= Surfing the Web of Hate =

"Surfing the Web of Hate" (original title "Män som näthatar kvinnor"; literally "Men who Internet-hate women") is a Swedish documentary by Nicke Nordmark and Hasse Johansson that was broadcast as an episode of Uppdrag granskning on Sveriges Television on 6 March 2013. The program focuses on online harassment and threats against women in Sweden.

One of the women is Julia, who made a post on Hennes Mauritz's Facebook page where she objected to the company having introduced a clothing line featuring Tupac Shakur, because Shakur had been convicted of sexual assault. The post received about 1800 responses which mostly centred on Julia and included threats of rape, stoning, shooting and drowning. Her full address was also posted.
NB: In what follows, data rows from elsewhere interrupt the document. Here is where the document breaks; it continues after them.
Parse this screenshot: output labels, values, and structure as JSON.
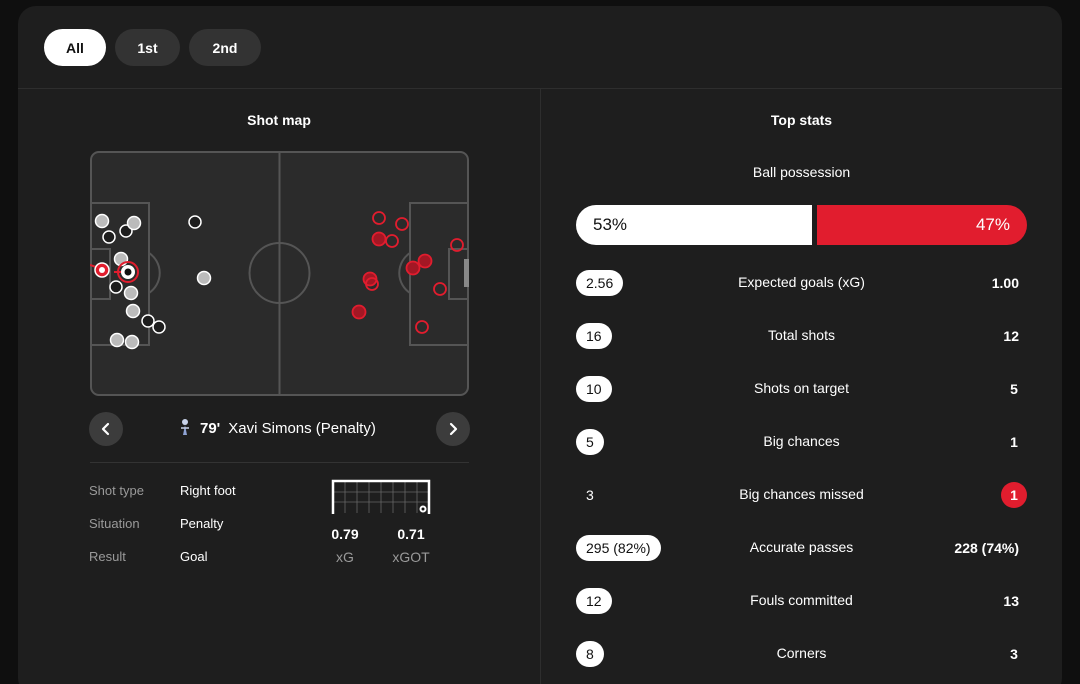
{
  "tabs": [
    {
      "label": "All",
      "active": true
    },
    {
      "label": "1st",
      "active": false
    },
    {
      "label": "2nd",
      "active": false
    }
  ],
  "shot_map": {
    "title": "Shot map",
    "selected_shot": {
      "minute": "79'",
      "player": "Xavi Simons (Penalty)"
    },
    "details": [
      {
        "label": "Shot type",
        "value": "Right foot"
      },
      {
        "label": "Situation",
        "value": "Penalty"
      },
      {
        "label": "Result",
        "value": "Goal"
      }
    ],
    "xg": {
      "value": "0.79",
      "label": "xG"
    },
    "xgot": {
      "value": "0.71",
      "label": "xGOT"
    }
  },
  "top_stats": {
    "title": "Top stats",
    "possession": {
      "label": "Ball possession",
      "home": "53%",
      "away": "47%"
    },
    "rows": [
      {
        "name": "Expected goals (xG)",
        "home": "2.56",
        "away": "1.00",
        "home_style": "pill",
        "away_style": "plain"
      },
      {
        "name": "Total shots",
        "home": "16",
        "away": "12",
        "home_style": "pill",
        "away_style": "plain"
      },
      {
        "name": "Shots on target",
        "home": "10",
        "away": "5",
        "home_style": "pill",
        "away_style": "plain"
      },
      {
        "name": "Big chances",
        "home": "5",
        "away": "1",
        "home_style": "pill",
        "away_style": "plain"
      },
      {
        "name": "Big chances missed",
        "home": "3",
        "away": "1",
        "home_style": "plain",
        "away_style": "red"
      },
      {
        "name": "Accurate passes",
        "home": "295 (82%)",
        "away": "228 (74%)",
        "home_style": "pill",
        "away_style": "plain"
      },
      {
        "name": "Fouls committed",
        "home": "12",
        "away": "13",
        "home_style": "pill",
        "away_style": "plain"
      },
      {
        "name": "Corners",
        "home": "8",
        "away": "3",
        "home_style": "pill",
        "away_style": "plain"
      }
    ]
  },
  "colors": {
    "home": "#ffffff",
    "away": "#e11d2e",
    "panel": "#1e1e1e"
  },
  "icons": {
    "prev": "chevron-left-icon",
    "next": "chevron-right-icon",
    "team": "team-crest-icon",
    "ball": "football-icon"
  }
}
The program featured 12 female journalists who read aloud harassment and threats they had received in online commentary or in emails. The journalists included Åsa Linderborg, Maria Sveland, Titti Schultz and Ann-Charlotte Marteus.

A few of the men who had sent harassing and violent messages were interviewed. They were mostly young, and when asked about their comments, tended to backtrack and say it wasn't meant literally and not meant to cause harm.

The documentary makers wrote in a follow-up article that they had received criticism for mainly including left-wing feminist women and not addressing the problem of conservative women being objects of hate. The reporters said many of the women did not have any known political leanings and of those who had, at least one, Anna Hedemo, could not be considered a left-leaning feminist.